Langit terbahak, hingga cubitan Cinta mampir di lengannya karena tadi sudah wanti-wanti jangan di ketawain dan nyatanya Langit malah terbahak-bahak.
“Seorang jutek seperti Cinta takut petir hahahaha … trus hidup elo selama ini bagaimana coba? Secara sekarang musim hujan besar penuh dengan petir, lho.”
“Biasanya gue di temenin Mbak Yanti, kakak gue yang pegang café tempat makan malam kita tadi, kalau nggak gitu ya Mbak Ayu yang pegang café dekat kampus aku. Pokoknya mereka wajib gantian nemenin gue tiap malam.”
“Trus sekarang elo ada di sini, pamit elo gimana sama mereka?”
“Gue bilang tidur tempat teman karena harus selesaikan skripsi secepatnya.”
“Gadis pintar.”
“Iya udah, ntar ada petir elo lari ke kamar gue, nggak pernah gue kunci, kok.”
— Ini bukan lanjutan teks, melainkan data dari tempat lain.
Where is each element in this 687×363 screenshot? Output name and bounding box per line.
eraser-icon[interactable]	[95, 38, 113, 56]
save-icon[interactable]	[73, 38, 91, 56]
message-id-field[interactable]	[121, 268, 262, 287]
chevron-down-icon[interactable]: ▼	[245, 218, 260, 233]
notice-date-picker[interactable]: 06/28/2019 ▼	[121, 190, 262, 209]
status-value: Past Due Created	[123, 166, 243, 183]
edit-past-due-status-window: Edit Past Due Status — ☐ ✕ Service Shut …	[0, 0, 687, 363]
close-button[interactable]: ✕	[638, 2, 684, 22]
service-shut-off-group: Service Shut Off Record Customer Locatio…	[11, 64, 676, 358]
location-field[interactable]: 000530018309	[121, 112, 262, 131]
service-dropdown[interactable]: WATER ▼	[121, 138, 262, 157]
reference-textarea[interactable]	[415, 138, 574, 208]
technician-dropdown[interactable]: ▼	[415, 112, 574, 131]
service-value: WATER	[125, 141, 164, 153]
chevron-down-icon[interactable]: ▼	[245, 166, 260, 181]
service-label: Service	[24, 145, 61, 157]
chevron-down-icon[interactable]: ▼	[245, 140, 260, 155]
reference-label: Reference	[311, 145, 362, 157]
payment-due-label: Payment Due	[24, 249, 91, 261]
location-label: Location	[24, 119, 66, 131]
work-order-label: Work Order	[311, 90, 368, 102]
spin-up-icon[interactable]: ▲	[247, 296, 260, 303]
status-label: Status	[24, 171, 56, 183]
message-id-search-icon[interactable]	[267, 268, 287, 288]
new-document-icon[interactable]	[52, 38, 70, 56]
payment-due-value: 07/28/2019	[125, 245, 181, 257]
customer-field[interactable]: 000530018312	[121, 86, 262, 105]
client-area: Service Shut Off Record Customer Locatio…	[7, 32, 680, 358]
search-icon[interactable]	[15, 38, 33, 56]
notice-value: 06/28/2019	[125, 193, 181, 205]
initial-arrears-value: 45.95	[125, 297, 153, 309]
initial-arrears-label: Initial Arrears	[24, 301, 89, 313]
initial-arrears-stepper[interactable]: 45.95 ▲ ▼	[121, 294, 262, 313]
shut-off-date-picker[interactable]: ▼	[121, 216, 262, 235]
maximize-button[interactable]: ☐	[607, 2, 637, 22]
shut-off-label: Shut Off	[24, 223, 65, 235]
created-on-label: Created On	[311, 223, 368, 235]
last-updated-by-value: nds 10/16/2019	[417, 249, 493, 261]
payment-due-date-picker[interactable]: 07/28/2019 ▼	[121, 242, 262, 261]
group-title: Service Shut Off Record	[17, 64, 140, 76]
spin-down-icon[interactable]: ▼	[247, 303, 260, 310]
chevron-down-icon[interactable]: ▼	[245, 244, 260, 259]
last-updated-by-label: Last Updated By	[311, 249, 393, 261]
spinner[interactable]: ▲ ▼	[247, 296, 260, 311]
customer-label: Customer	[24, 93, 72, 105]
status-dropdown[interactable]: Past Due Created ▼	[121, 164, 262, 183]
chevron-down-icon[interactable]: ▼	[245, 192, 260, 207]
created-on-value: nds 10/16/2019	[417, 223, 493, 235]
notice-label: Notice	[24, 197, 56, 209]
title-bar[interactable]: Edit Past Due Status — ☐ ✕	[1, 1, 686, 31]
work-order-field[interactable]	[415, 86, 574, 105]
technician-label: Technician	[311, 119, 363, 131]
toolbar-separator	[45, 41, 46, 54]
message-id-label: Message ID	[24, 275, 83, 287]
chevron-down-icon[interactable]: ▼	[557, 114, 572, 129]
“Elo kalo tidur wajib pake baju ya, biar gue nggak malu lihat penampakan elo.”
“Buset … gue tiap hari ya tidur pake baju, Njir, ntar kalo kita udah resmi nikah aja nggak pake bajunya.”
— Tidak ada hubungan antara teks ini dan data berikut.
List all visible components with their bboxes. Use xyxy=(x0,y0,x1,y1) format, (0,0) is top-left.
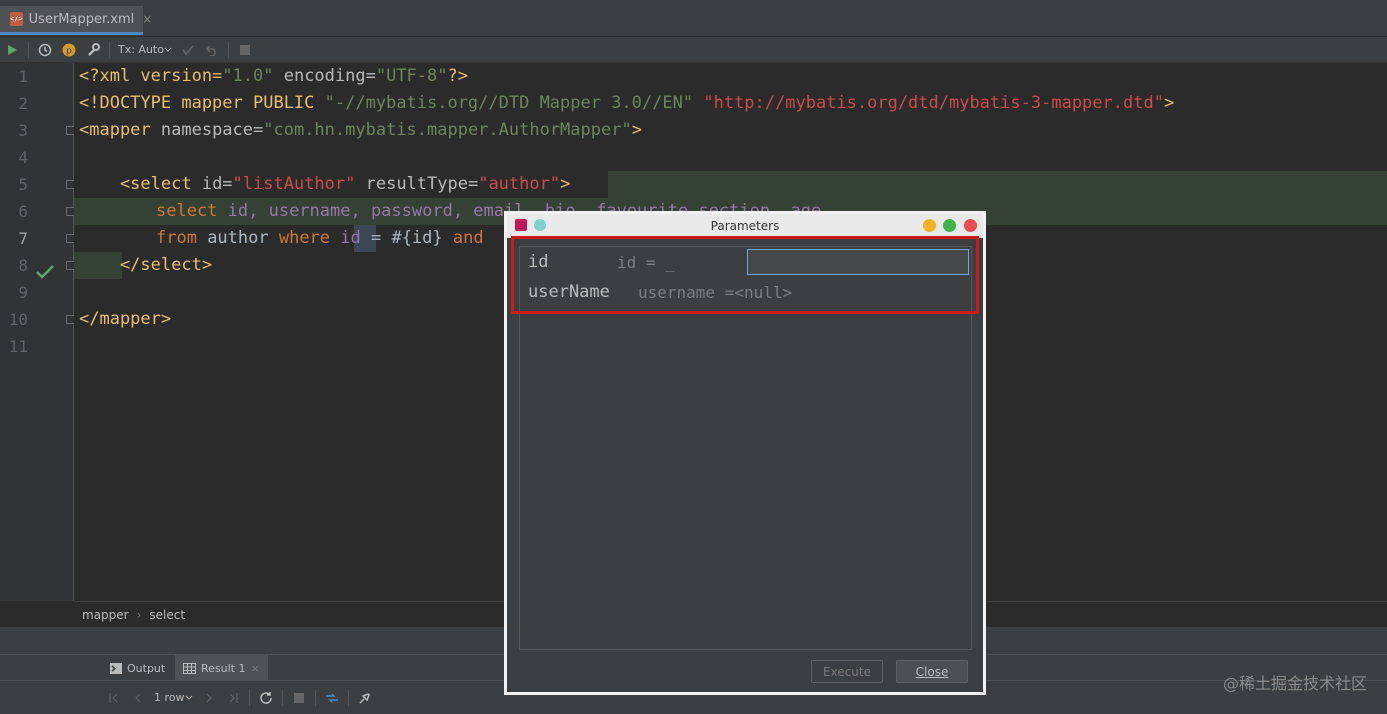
line-number: 2 xyxy=(18,94,28,113)
parameter-name: userName xyxy=(528,282,610,302)
line-number: 3 xyxy=(18,121,28,140)
checkmark-icon xyxy=(182,45,194,55)
minimize-button[interactable] xyxy=(923,219,936,232)
last-page-button[interactable] xyxy=(221,687,245,709)
tab-result-label: Result 1 xyxy=(201,661,246,675)
p-circle-icon: p xyxy=(62,43,76,56)
stop-button[interactable] xyxy=(233,39,257,61)
console-toolbar: p Tx: Auto xyxy=(0,37,1387,63)
parameters-dialog: Parameters id id = _ userName username =… xyxy=(504,211,986,695)
chevron-right-icon xyxy=(206,693,212,702)
window-close-button[interactable] xyxy=(964,219,977,232)
code-line: </select> xyxy=(79,255,213,275)
wrench-icon xyxy=(88,42,100,56)
refresh-icon xyxy=(259,691,272,704)
xml-file-icon: </> xyxy=(10,12,23,26)
editor-tab-bar: </> UserMapper.xml × xyxy=(0,0,1387,37)
chevron-down-icon xyxy=(185,695,192,700)
breadcrumb-mapper[interactable]: mapper xyxy=(74,608,133,622)
watermark: @稀土掘金技术社区 xyxy=(1222,674,1367,693)
table-grid-icon xyxy=(183,662,196,674)
line-number: 1 xyxy=(18,67,28,86)
history-button[interactable] xyxy=(33,39,57,61)
clock-icon xyxy=(38,43,52,56)
undo-icon xyxy=(205,44,216,56)
pin-icon xyxy=(358,692,370,704)
compare-arrows-icon xyxy=(325,692,338,703)
console-output-icon xyxy=(110,662,122,674)
tab-label: UserMapper.xml xyxy=(28,11,135,27)
parameter-row[interactable]: id id = _ xyxy=(520,247,971,277)
stop-icon xyxy=(293,692,304,703)
parameter-value: username =<null> xyxy=(638,282,793,302)
cancel-query-button[interactable] xyxy=(287,687,311,709)
parameter-name: id xyxy=(528,252,549,272)
dialog-titlebar[interactable]: Parameters xyxy=(507,214,983,238)
line-number-gutter: 1 2 3 4 5 6 7 8 9 10 11 xyxy=(0,63,75,601)
checkmark-icon xyxy=(36,265,54,279)
dialog-title: Parameters xyxy=(710,219,780,233)
chevron-left-icon xyxy=(135,693,141,702)
line-number: 4 xyxy=(18,148,28,167)
stop-icon xyxy=(239,44,250,55)
parameter-value: id = _ xyxy=(617,252,675,272)
page-size-dropdown[interactable]: 1 row xyxy=(150,691,197,704)
maximize-button[interactable] xyxy=(943,219,956,232)
tab-close-icon[interactable]: × xyxy=(142,12,152,26)
line-number: 8 xyxy=(18,256,28,275)
tab-output[interactable]: Output xyxy=(102,655,173,681)
parameters-table: id id = _ userName username =<null> xyxy=(519,246,972,650)
tab-close-icon[interactable]: × xyxy=(250,662,259,675)
app-icon xyxy=(515,219,527,231)
line-number: 5 xyxy=(18,175,28,194)
refresh-button[interactable] xyxy=(254,687,278,709)
row-count-label: 1 row xyxy=(154,691,185,704)
settings-button[interactable] xyxy=(81,39,105,61)
first-page-icon xyxy=(109,692,118,703)
execute-button[interactable] xyxy=(0,39,24,61)
transaction-mode-dropdown[interactable]: Tx: Auto xyxy=(114,43,176,56)
breadcrumb-separator: › xyxy=(136,607,142,622)
code-line: </mapper> xyxy=(79,309,172,329)
breadcrumb-select[interactable]: select xyxy=(145,608,189,622)
code-line: from author where id = #{id} and xyxy=(156,228,484,248)
previous-page-button[interactable] xyxy=(126,687,150,709)
line-number: 9 xyxy=(18,283,28,302)
line-number: 11 xyxy=(8,337,28,356)
commit-button[interactable] xyxy=(176,39,200,61)
tab-usermapper-xml[interactable]: </> UserMapper.xml × xyxy=(0,6,152,35)
parameter-row[interactable]: userName username =<null> xyxy=(520,277,971,307)
close-button[interactable]: Close xyxy=(896,660,968,683)
tab-output-label: Output xyxy=(127,661,166,675)
pin-session-button[interactable]: p xyxy=(57,39,81,61)
tx-mode-label: Tx: Auto xyxy=(118,43,164,56)
compare-button[interactable] xyxy=(320,687,344,709)
code-line: <?xml version="1.0" encoding="UTF-8"?> xyxy=(79,66,468,86)
next-page-button[interactable] xyxy=(197,687,221,709)
window-menu-icon[interactable] xyxy=(534,219,546,231)
last-page-icon xyxy=(229,692,238,703)
line-number: 10 xyxy=(8,310,28,329)
rollback-button[interactable] xyxy=(200,39,224,61)
first-page-button[interactable] xyxy=(102,687,126,709)
pin-tab-button[interactable] xyxy=(353,687,377,709)
line-number: 6 xyxy=(18,202,28,221)
execute-button[interactable]: Execute xyxy=(811,660,883,683)
svg-text:p: p xyxy=(66,46,72,56)
code-line: <!DOCTYPE mapper PUBLIC "-//mybatis.org/… xyxy=(79,93,1175,113)
play-icon xyxy=(8,44,17,55)
chevron-down-icon xyxy=(164,47,172,52)
code-line: <select id="listAuthor" resultType="auth… xyxy=(79,174,571,194)
tab-result-1[interactable]: Result 1 × xyxy=(175,655,268,681)
parameter-value-input[interactable] xyxy=(747,249,969,275)
line-number: 7 xyxy=(18,229,28,248)
code-line: <mapper namespace="com.hn.mybatis.mapper… xyxy=(79,120,642,140)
“Ngarep lo berjodoh sama gue.”
“Ya bisa saja kan, sekarang kita tulus berteman, lama-lama kita saling jatuh cinta, apa namanya coba?”
“Iya namanya jodoh, bucin kebanyakan nonton drakor lo,” ejek Cinta.
“Iya sama, lihat tuh di tipi apa yang lagi lo tonton? FTV jeh.”
Keduanya saling tertawa sampai akhirnya menyadari waktu sudah semakin malam dan saatnya untuk mengistirahatkan tubuh lelah mereka.